摘要
收集cdh可以安装的软件列表。
HBase
Apache HBase provides random, real-time, read/write access to large data sets (requires HDFS and ZooKeeper).
HDFS
Apache Hadoop Distributed File System (HDFS) is the primary storage system used by Hadoop applications. HDFS creates multiple replicas of data blocks and distributes them on compute hosts throughout a cluster to enable reliable, extremely rapid computations.
Hive
Hive is a data warehouse system that offers a SQL-like language called HiveQL.
Hue
Hue is a graphical user interface to work with Cloudera’s Distribution Including Apache Hadoop (requires HDFS, MapReduce, and Hive).
Impala
Impala provides a real-time SQL query interface for data stored in HDFS and HBase.
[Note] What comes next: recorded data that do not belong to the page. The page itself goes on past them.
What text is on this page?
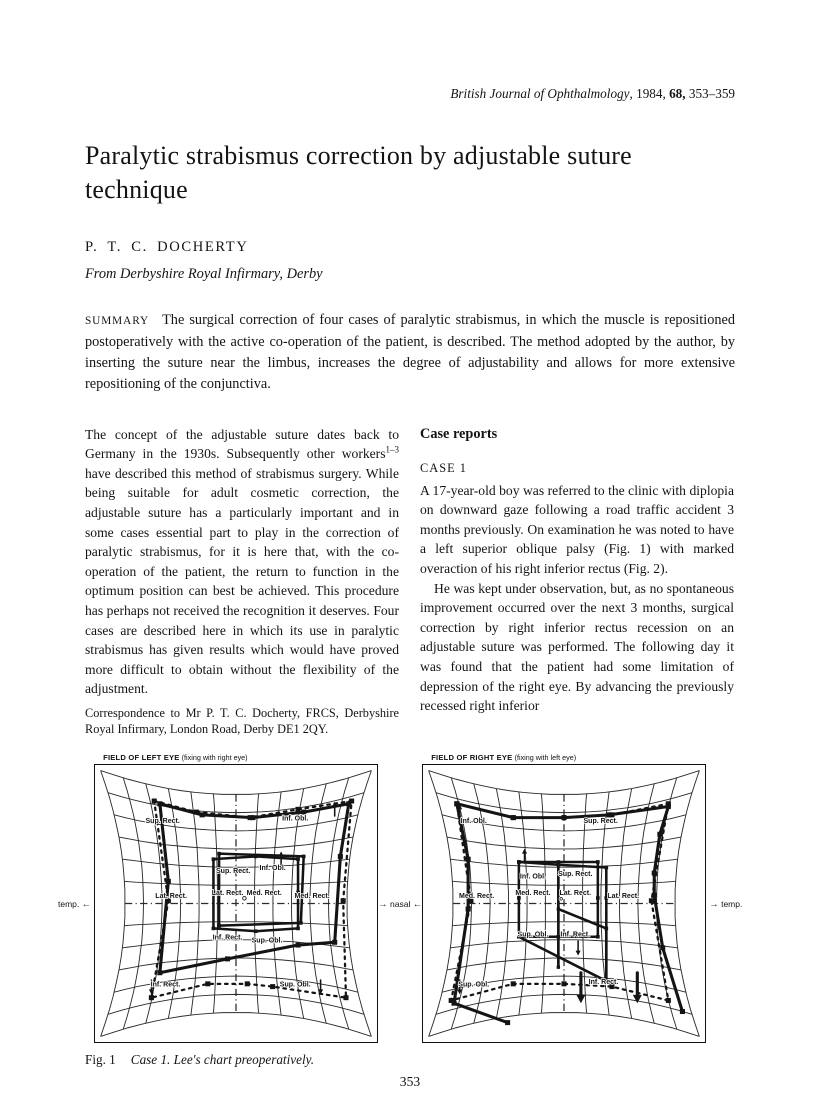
British Journal of Ophthalmology, 1984, 68, 353–359
Paralytic strabismus correction by adjustable suture technique
P. T. C. DOCHERTY
From Derbyshire Royal Infirmary, Derby

SUMMARY The surgical correction of four cases of paralytic strabismus, in which the muscle is repositioned postoperatively with the active co-operation of the patient, is described. The method adopted by the author, by inserting the suture near the limbus, increases the degree of adjustability and allows for more extensive repositioning of the conjunctiva.

The concept of the adjustable suture dates back to Germany in the 1930s. Subsequently other workers$^{1-3}$ have described this method of strabismus surgery. While being suitable for adult cosmetic correction, the adjustable suture has a particularly important and in some cases essential part to play in the correction of paralytic strabismus, for it is here that, with the co-operation of the patient, the return to function in the optimum position can best be achieved. This procedure has perhaps not received the recognition it deserves. Four cases are described here in which its use in paralytic strabismus has given results which would have proved more difficult to obtain without the flexibility of the adjustment.

Correspondence to Mr P. T. C. Docherty, FRCS, Derbyshire Royal Infirmary, London Road, Derby DE1 2QY.

Case reports
CASE 1

A 17-year-old boy was referred to the clinic with diplopia on downward gaze following a road traffic accident 3 months previously. On examination he was noted to have a left superior oblique palsy (Fig. 1) with marked overaction of his right inferior rectus (Fig. 2).

He was kept under observation, but, as no spontaneous improvement occurred over the next 3 months, surgical correction by right inferior rectus recession on an adjustable suture was performed. The following day it was found that the patient had some limitation of depression of the right eye. By advancing the previously recessed right inferior

temp. ←
FIELD OF LEFT EYE (fixing with right eye)
Sup. Rect.	Inf. Obl.
Lat. Rect.	Med. Rect.
Inf. Rect.	Sup. Obl.
Sup. Rect.	Inf. Obl.
Lat. Rect. Med. Rect.
Inf. Rect.	Sup. Obl.
O	→ nasal ←
FIELD OF RIGHT EYE (fixing with left eye)
Inf. Obl.	Sup. Rect.
Med. Rect.	Lat. Rect.
Sup. Obl.	Inf. Rect.
Inf. Obl.	Sup. Rect.
Med. Rect.	Lat. Rect.
Sup. Obl.	Inf. Rect.
o	→ temp.
Fig. 1 Case 1. Lee's chart preoperatively.
353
Impala requres Hive service and shares Hive Metastore with Hue.
Isilon
EMC Isilon is a distributed filesystem.
Key-Value Store Indexer
Key-Value Store Indexer listens for changes in data inside tables contained in HBase and indexes them using Solr.
MapReduce
Apache Hadoop MapReduce supports distributed computing on large data sets across your cluster (requires HDFS). YARN (MapReduce 2 Included) is recommended instead. MapReduce is included for backward compatibility.
Oozie
Oozie is a workflow coordination service to manage data processing jobs on your cluster.
Solr
Solr is a distributed service for indexing and searching data stored in HDFS.
Spark
Apache Spark is an open source cluster computing system. This service runs Spark as an application on YARN.
Sqoop 2
Sqoop is a tool designed for efficiently transferring bulk data between Apache Hadoop and structured datastores such as relational databases. The version supported by Cloudera Manager is Sqoop 2.
YARN (MR2 Included)
Apache Hadoop MapReduce 2.0 (MRv2), or YARN, is a data computation framework that supports MapReduce applications (requires HDFS).
ZooKeeper
Apache ZooKeeper is a centralized service for maintaining and synchronizing configuration data.